My story The Only True Outsider never quite gets to answer these questions, just examines them, lets them go, but leaves them in mind all the same.
It came out in Burningword Literary Journal #91, and the magazine can be found here should you wish to order it. The story is below:
Miriam, sandwich? The man waves one. You want?
She doesn’t. Miriam expects him to see that she is busy, and doesn’t want. She is talking to my wife. My wife is looking out the window. I know the look on her face, having to be polite.
We are polite on holiday. We don’t take drugs, on holiday. It’s like we want time out from our bad habits, but the reason is that we don’t risk bringing drugs with us on cross-border trains – only in our heads, a last glorious ingestion in the station toilets. We also don’t risk buying drugs on holiday. Our experience of this has led to a crushing disappointment in our fellow men, loss of money, and, once, loss of blood (mine).
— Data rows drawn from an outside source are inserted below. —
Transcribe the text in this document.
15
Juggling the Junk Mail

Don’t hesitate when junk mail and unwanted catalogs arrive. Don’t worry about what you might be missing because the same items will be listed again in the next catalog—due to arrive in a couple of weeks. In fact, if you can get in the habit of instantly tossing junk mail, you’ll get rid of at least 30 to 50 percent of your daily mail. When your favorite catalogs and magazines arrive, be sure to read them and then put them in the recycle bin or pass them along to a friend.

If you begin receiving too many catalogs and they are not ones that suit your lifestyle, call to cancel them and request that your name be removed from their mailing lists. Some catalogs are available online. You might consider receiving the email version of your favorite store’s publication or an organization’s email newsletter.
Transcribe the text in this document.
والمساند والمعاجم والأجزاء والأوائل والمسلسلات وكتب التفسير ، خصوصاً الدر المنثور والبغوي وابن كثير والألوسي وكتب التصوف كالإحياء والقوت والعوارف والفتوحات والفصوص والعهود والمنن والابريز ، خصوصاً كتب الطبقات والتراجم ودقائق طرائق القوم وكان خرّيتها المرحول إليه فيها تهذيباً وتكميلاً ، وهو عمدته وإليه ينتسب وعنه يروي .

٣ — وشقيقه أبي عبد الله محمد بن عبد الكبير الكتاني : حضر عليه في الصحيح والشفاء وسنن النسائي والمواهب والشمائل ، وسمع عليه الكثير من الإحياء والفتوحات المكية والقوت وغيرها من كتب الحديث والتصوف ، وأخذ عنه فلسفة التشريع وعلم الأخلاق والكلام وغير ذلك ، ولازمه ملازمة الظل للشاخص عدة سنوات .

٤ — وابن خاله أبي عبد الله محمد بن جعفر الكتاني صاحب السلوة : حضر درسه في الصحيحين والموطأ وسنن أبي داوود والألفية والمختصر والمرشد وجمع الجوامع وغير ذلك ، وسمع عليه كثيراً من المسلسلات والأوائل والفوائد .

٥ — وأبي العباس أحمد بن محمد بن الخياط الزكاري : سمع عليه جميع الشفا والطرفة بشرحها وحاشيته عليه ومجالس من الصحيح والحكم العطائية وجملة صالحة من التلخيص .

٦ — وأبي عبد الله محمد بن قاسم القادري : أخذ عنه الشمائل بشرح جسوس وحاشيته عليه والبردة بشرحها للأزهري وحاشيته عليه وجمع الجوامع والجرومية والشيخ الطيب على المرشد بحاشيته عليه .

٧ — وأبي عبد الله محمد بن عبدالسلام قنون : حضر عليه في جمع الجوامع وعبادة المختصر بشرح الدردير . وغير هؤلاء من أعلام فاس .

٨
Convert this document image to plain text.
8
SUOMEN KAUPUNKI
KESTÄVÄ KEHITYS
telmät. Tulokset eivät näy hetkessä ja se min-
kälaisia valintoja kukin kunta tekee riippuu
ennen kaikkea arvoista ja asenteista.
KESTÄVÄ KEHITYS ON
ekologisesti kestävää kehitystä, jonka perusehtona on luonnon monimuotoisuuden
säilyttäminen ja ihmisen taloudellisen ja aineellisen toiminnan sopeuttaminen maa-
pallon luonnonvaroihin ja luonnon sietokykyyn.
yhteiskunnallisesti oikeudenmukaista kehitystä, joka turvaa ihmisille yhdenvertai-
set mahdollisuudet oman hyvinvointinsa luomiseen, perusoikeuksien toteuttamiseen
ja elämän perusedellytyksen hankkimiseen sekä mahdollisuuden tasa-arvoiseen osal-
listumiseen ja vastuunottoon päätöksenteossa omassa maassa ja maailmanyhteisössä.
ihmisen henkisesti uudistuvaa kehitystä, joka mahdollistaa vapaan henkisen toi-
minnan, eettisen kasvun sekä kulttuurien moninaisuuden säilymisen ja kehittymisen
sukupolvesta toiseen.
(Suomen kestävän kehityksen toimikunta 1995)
I’m not a fighter, and in any case we are too old to squabble with strangers over the price or the alleged purity, or lack of it, of various powders. So we are more polite to strangers, but more edgy if they overstep the boundaries.
It’s us and them in the minibus. As it was early in the morning, and we were bleary-eyed, that wasn’t apparent when we boarded. It was only on the road that they revealed themselves as a group, and, as collateral, us as outsiders.
Gradually, they shout merrily at one another. It is a small minibus. They extract sandwiches from Tupperware, examine them, and pass them around. It is a confined space. We are hungover. The sandwiches contain salami with a discernible garlic content. There is coleslaw. I know because, in the act of being passed, some of it, reverting to liquid in the heat, drops on my bare knee. I examine it. My instinct is mean, to wipe it on the nearest garment belonging to one of the group, but instead I use the underside of the seat.
Miriam talks to my wife about where we are going on our sightseeing mission. She finally refuses the sandwich, which stops the man we suppose is her husband from offering it. Instead, he says, well don’t ask me later for one, and adds endless variations of this warning.
Miriam’s older relatives, and those of the whole group, and those of my wife, went to where we are going, some of them leaving it, luckily, to tell the world about it. This leaves me as the only true outsider. The minibus driver delivers us to Auschwitz, the museum on the site of the notorious Nazi death camp. In the snack bar there, Miriam buys a Snickers, with me behind her in the line, dehydrated and in search of fizzy water. I say to her, you should have had the sandwich, and she snorts and nods and grimaces and says, yah – who knew, right? She rejoins the group, my wife holding on to my sleeve to make sure we let them get far enough away to be out of earshot, to be miserable on our own terms, and in our own silence.